In[25]:= Clear["Global'*"];
ka = .2; kd = .02; km = 150; ns = 10; sens = 3; ro2 = 50; a = .2;
solution = NDSolve[{
cella'[t] ==
ka nut[t] cella[t] - kd (1 - (1 + (nut[t]/ns)^(sens))) cella[t],
celld'[t] == kd (1 - (1 + (nut[t]/ns)^(sens))) cella[t],
o2'[t] == ro2 (1200 - o2[t]) - km cella[t],
nut'[t] == -ka nut[t] cella[t],
cella[0] == 10, celld[0] == 1, o2[0] == 1200, nut[0] == 200},
{cella[t], celld[t], o2[t], nut[t]}, {t, 0, 31}]
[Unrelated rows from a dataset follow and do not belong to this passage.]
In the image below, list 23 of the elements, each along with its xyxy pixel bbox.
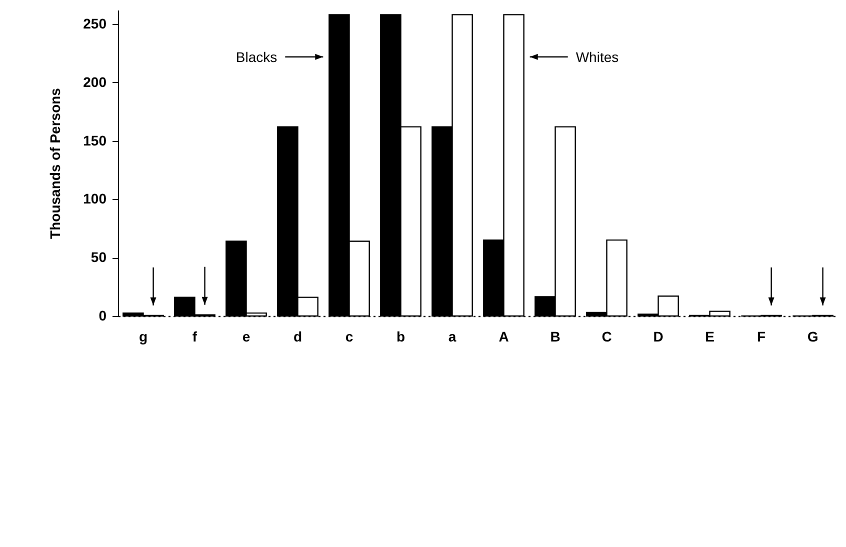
x-tick-label: D xyxy=(653,328,664,344)
y-tick-label: 150 xyxy=(83,132,107,148)
y-tick-label: 250 xyxy=(83,16,107,32)
y-tick-label: 0 xyxy=(98,308,107,324)
x-tick-label: c xyxy=(345,328,354,344)
x-tick-label: G xyxy=(807,328,818,344)
y-tick-label: 100 xyxy=(83,190,107,207)
annotation: Blacks xyxy=(236,48,278,65)
x-tick-label: b xyxy=(396,328,406,344)
x-tick-label: C xyxy=(602,328,612,344)
x-tick-label: g xyxy=(138,328,148,344)
y-axis-title: Thousands of Persons xyxy=(47,88,64,239)
x-tick-label: E xyxy=(705,328,714,344)
x-tick-label: B xyxy=(550,328,560,344)
x-tick-label: A xyxy=(498,328,509,344)
x-tick-label: a xyxy=(448,328,456,344)
y-tick-label: 50 xyxy=(90,249,107,266)
annotation: Whites xyxy=(576,48,619,65)
x-tick-label: e xyxy=(242,328,250,344)
y-tick-label: 200 xyxy=(83,74,107,90)
x-tick-label: f xyxy=(192,328,198,344)
x-tick-label: F xyxy=(756,328,766,344)
x-tick-label: d xyxy=(293,328,302,344)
Out[27]= {{cella[t] -> InterpolatingFunction[{{0., 31.}}, <>][t],
celld[t] -> InterpolatingFunction[{{0., 31.}}, <>][t],
o2[t] -> InterpolatingFunction[{{0., 31.}}, <>][t],
nut[t] -> InterpolatingFunction[{{0., 31.}}, <>][t]}}
I think there were two problems. Your initial condition for nut was give as n[0]. Also your intermediate variables, odeca, etc. were not explicit functions of time and problem variables.